地方の廃村に現れた、特級相当の呪力を持つ呪霊。

本来なら「窓」が検知し、高専の術師――それこそ五条悟あたりが派遣される案件だ。

だが、俺は親父に黙って、単身その村へと向かった。

「……高専に手柄を渡すのは癪やからな。それに、僕の新しい『演出』を試すには、これくらいの耐久力(HP)がある相手やないと困る」

村は、重苦しい呪霧に包まれていた。

中央の広場に鎮座していたのは、数多の「目」が全身に這い回る、冒涜的な造形の呪霊だった。

死の気配。並の術師なら、立っていることすらままならないプレッシャー。

だが、俺はポケットに手を突っ込んだまま、退屈そうに鼻を鳴らした。

「……おい、目玉お化け。お前のその『呪力の揺らぎ』、見ててイライラすんねん。……解像度が低すぎて、見てるこっちの目が腐るわ」

呪霊が咆哮し、数千、数万の「視線」が呪力のレーザーとなって俺を襲う。

回避不能の全方位攻撃。

だが、俺は一歩も動かない。

「――『模倣(トレース):幻想殺し(物理)』」

俺は右手を軽く振るった。

投射呪法による「0.1秒への24コマ集中」。

レーザーが俺に触れる直前、俺はその「着弾の瞬間」だけをフレームから削除(デリート)した。
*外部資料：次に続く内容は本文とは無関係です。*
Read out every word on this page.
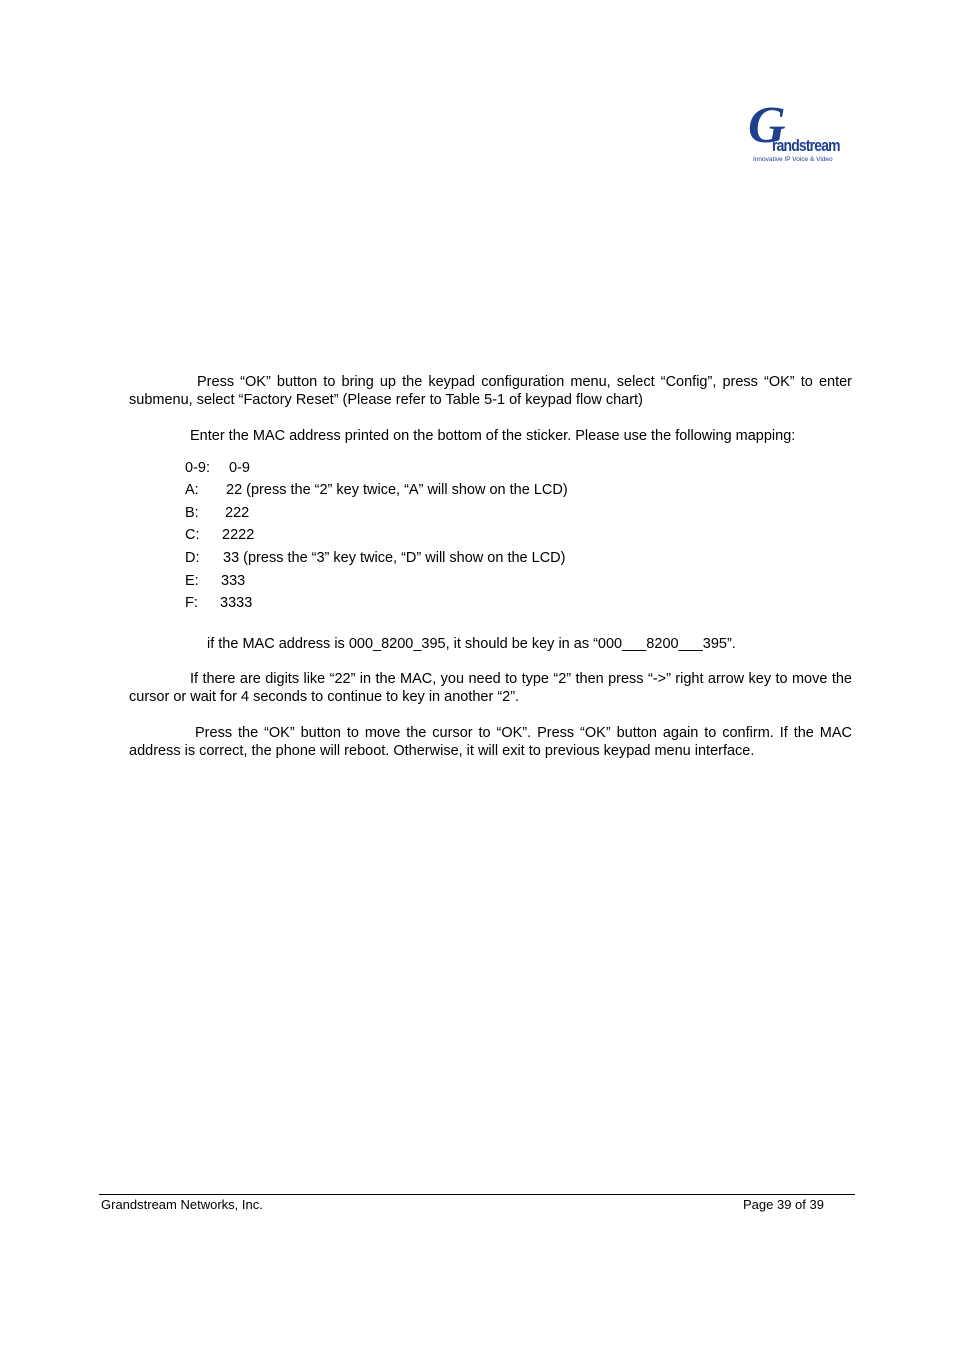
G
randstream
Innovative IP Voice & Video

Press “OK” button to bring up the keypad configuration menu, select “Config”, press “OK” to enter submenu, select “Factory Reset” (Please refer to Table 5-1 of keypad flow chart)

Enter the MAC address printed on the bottom of the sticker. Please use the following mapping:

0-9: 0-9
A: 22 (press the “2” key twice, “A” will show on the LCD)
B: 222
C: 2222
D: 33 (press the “3” key twice, “D” will show on the LCD)
E: 333
F: 3333

if the MAC address is 000_8200_395, it should be key in as “000___8200___395”.

If there are digits like “22” in the MAC, you need to type “2” then press “->” right arrow key to move the cursor or wait for 4 seconds to continue to key in another “2”.

Press the “OK” button to move the cursor to “OK”. Press “OK” button again to confirm. If the MAC address is correct, the phone will reboot. Otherwise, it will exit to previous keypad menu interface.

Grandstream Networks, Inc.	Page 39 of 39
物理的に当たっているはずの攻撃が、俺の肉体を透過していく。

「……無駄や。今の俺は、1/24秒の隙間に住んでるんよ。……お前の攻撃、判定(ヒットボックス)がガバガバやねん」

俺は一瞬で呪霊の懐に潜り込む。

呪霊が巨体を振り回して反撃するが、俺はそれを「キャンセル」からの「超高速移動」で回避。
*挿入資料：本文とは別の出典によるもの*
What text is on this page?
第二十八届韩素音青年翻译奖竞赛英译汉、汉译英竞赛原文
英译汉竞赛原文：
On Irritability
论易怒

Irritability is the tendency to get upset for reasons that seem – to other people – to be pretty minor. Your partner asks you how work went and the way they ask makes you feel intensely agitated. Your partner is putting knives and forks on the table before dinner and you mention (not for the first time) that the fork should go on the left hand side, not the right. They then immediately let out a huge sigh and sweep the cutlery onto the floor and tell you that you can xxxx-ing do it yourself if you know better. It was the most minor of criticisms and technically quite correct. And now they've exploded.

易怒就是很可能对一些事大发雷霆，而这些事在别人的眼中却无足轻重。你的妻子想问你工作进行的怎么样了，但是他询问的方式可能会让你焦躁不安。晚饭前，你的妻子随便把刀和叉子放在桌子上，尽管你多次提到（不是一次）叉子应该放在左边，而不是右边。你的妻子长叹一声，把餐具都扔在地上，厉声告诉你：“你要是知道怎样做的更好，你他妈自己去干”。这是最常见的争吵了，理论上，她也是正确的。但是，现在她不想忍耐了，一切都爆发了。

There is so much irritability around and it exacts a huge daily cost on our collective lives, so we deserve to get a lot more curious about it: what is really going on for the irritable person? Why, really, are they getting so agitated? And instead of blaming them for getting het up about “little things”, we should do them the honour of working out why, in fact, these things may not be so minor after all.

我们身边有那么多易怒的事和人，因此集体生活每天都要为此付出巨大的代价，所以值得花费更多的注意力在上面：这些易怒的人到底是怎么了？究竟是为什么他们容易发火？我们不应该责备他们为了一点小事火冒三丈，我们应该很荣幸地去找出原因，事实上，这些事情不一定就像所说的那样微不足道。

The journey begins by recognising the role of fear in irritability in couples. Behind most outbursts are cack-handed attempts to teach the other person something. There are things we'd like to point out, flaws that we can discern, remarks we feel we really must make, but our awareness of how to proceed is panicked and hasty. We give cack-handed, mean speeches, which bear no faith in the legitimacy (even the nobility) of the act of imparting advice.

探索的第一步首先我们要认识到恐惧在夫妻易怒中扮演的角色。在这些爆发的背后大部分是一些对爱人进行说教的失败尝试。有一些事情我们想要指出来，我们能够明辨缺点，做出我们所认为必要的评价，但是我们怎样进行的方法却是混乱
翻弄される呪霊の周りを、俺の残像が円を描くように取り囲む。

「……さて、最後は派手にいこうか。……某人気漫画の『金色』の戦士がやってた、あれを借りるわ」

俺は両手を前方に突き出す。

「死の先延ばし」の縛りによって溢れ出る、膨大な呪力を両掌に収束させる。

24fpsのフレームの中で、呪力を「圧縮」「加速」「回転」……。

すべてのパラメーターを最大値まで引き上げ、限界までレンダリングの負荷を高める。

「――『極の番・先行試作型:波導砲(バースト・ストリーム)』」

放たれたのは、光の奔流だった。

投射呪法の「コマ送り」の理屈で、本来なら一瞬で霧散するはずの呪力を、24コマ連続で「同じ位置に存在し続ける」よう固定した、定常波のレーザー。
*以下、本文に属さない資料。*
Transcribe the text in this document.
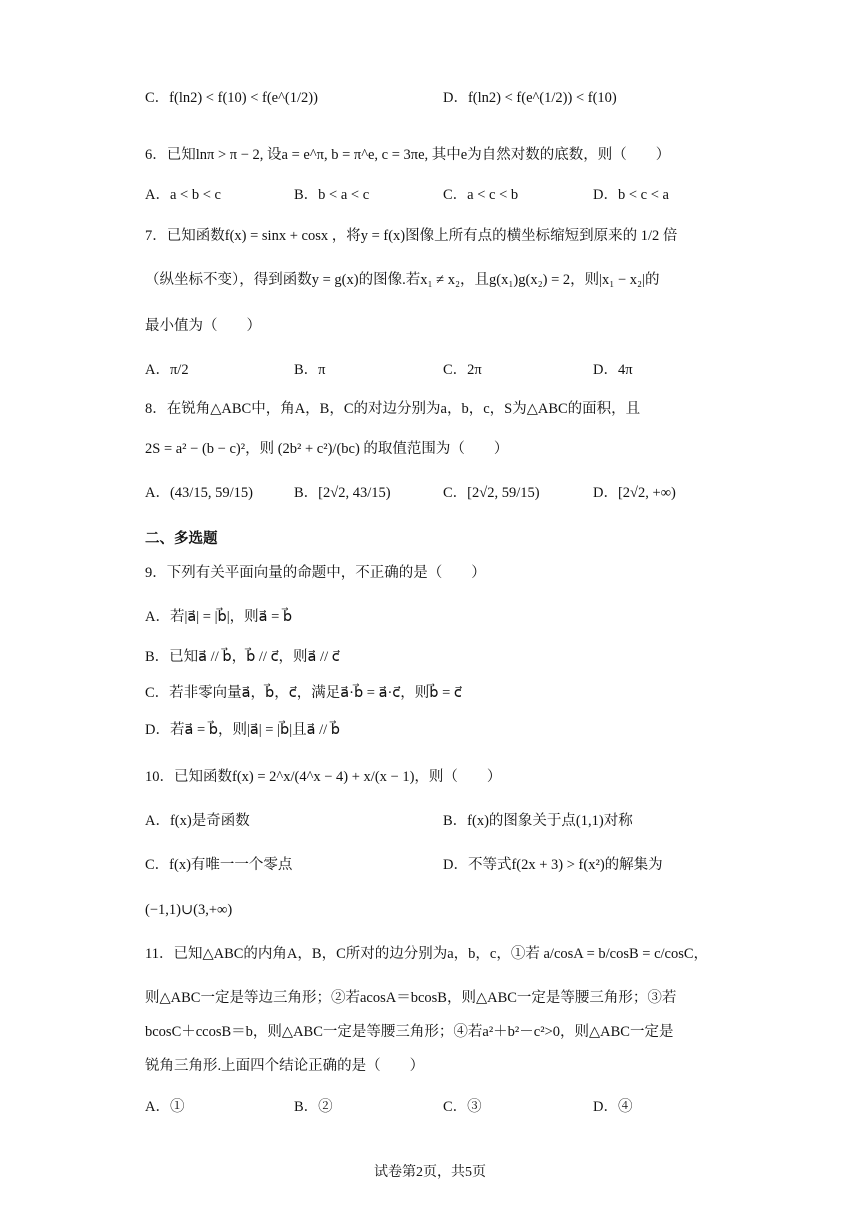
C．f(ln2) < f(10) < f(e^(1/2))	D．f(ln2) < f(e^(1/2)) < f(10)
6．已知lnπ > π − 2, 设a = e^π, b = π^e, c = 3πe, 其中e为自然对数的底数，则（　　）
A．a < b < c	B．b < a < c	C．a < c < b	D．b < c < a
7．已知函数f(x) = sinx + cosx ，将y = f(x)图像上所有点的横坐标缩短到原来的 1/2 倍
（纵坐标不变），得到函数y = g(x)的图像.若x₁ ≠ x₂，且g(x₁)g(x₂) = 2，则|x₁ − x₂|的
最小值为（　　）
A．π/2	B．π	C．2π	D．4π
8．在锐角△ABC中，角A，B，C的对边分别为a，b，c，S为△ABC的面积，且
2S = a² − (b − c)²，则 (2b² + c²)/(bc) 的取值范围为（　　）
A．(43/15, 59/15)	B．[2√2, 43/15)	C．[2√2, 59/15)	D．[2√2, +∞)
二、多选题
9．下列有关平面向量的命题中，不正确的是（　　）
A．若|a⃗| = |b⃗|，则a⃗ = b⃗
B．已知a⃗ // b⃗，b⃗ // c⃗，则a⃗ // c⃗
C．若非零向量a⃗，b⃗，c⃗，满足a⃗·b⃗ = a⃗·c⃗，则b⃗ = c⃗
D．若a⃗ = b⃗，则|a⃗| = |b⃗|且a⃗ // b⃗
10．已知函数f(x) = 2^x/(4^x − 4) + x/(x − 1)，则（　　）
A．f(x)是奇函数	B．f(x)的图象关于点(1,1)对称
C．f(x)有唯一一个零点	D．不等式f(2x + 3) > f(x²)的解集为
(−1,1)∪(3,+∞)
11．已知△ABC的内角A，B，C所对的边分别为a，b，c，①若 a/cosA = b/cosB = c/cosC，
则△ABC一定是等边三角形；②若acosA＝bcosB，则△ABC一定是等腰三角形；③若
bcosC＋ccosB＝b，则△ABC一定是等腰三角形；④若a²＋b²－c²>0，则△ABC一定是
锐角三角形.上面四个结论正确的是（　　）
A．①	B．②	C．③	D．④
试卷第2页，共5页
呪霊の巨体は、叫び声を上げる暇もなく、分子レベルで分解され、消滅した。

村を包んでいた霧が晴れ、静寂が戻る。

俺は肩で息をしながら、焦げ付いた地面を見つめた。

「……ふぅ。……ま、今の演出は及第点かな。……でも、まだ『音』が足りんな。次は音響効果(SE)も呪力で再現せんと、作品として完成せんわ」

 

 

 

禪院家への帰り道。

俺は、修行を終えてボロボロになった身体で歩く少女、真希を見かけた。

彼女は俺に気づくと、憎しみに満ちた、しかしどこか怯えたような瞳で俺を睨みつける。

「……直哉」

「様をつけろって、真希。……相変わらず、汚い顔してんな。……お前、まだそんな『解像度の低い』竹刀振ってるんか?」

俺は彼女の前に立ち、冷ややかに見下ろす。

彼女の中に宿る「天与呪縛」の胎動。

それは、数年前に比べれば確実に強くなっている。

だが、俺からすれば、それはまだ「ラフスケッチ」にすらなっていない代物だ。

「……死ぬほど、あんたを殺したい。……いつか必ず、そのスカした面を……」

真希が絞り出すように言う。

俺はそれを聞いて、心の底から愉悦を感じた。

(……ええわ。その殺意。そのエネルギー)

彼女の殺意が強まれば強まるほど、俺が自分に課した「死に関する縛り」は、その対価としてより強大な呪力を俺に与え続ける。

俺は彼女の頬を、汚いものを避けるように、指先で軽く弾いた。

「……せいぜい頑張れや。……お前が俺を殺せる『完パケ(完成原稿)』になった時、俺が直々にシュレッダーにかけてやるから。……それまでは、俺の『電池』として、泥水すすってでも生き長らえろ」

俺は彼女を無視して歩き出す。

背後で真希が地面を叩く音が聞こえる。

それが、俺という作品を彩る最高のBGMだった。

(……甚爾、五条、真希。……登場人物は揃ってきたな)

俺は夜空に浮かぶ月を見上げた。

前世では画面の向こう側の出来事だったこの世界。

今は、俺の指先一つで、1/24秒の間にどうにでも書き換えられる。

「……さて、次の『回』は何をしようか」

禪院直哉。

歴史上もっとも最速で、もっとも傲慢で、もっともクリエイティブなクズ。

彼の、いや、「俺」の独裁的な映画製作(人生)は、まだ序章を終えたばかりだった。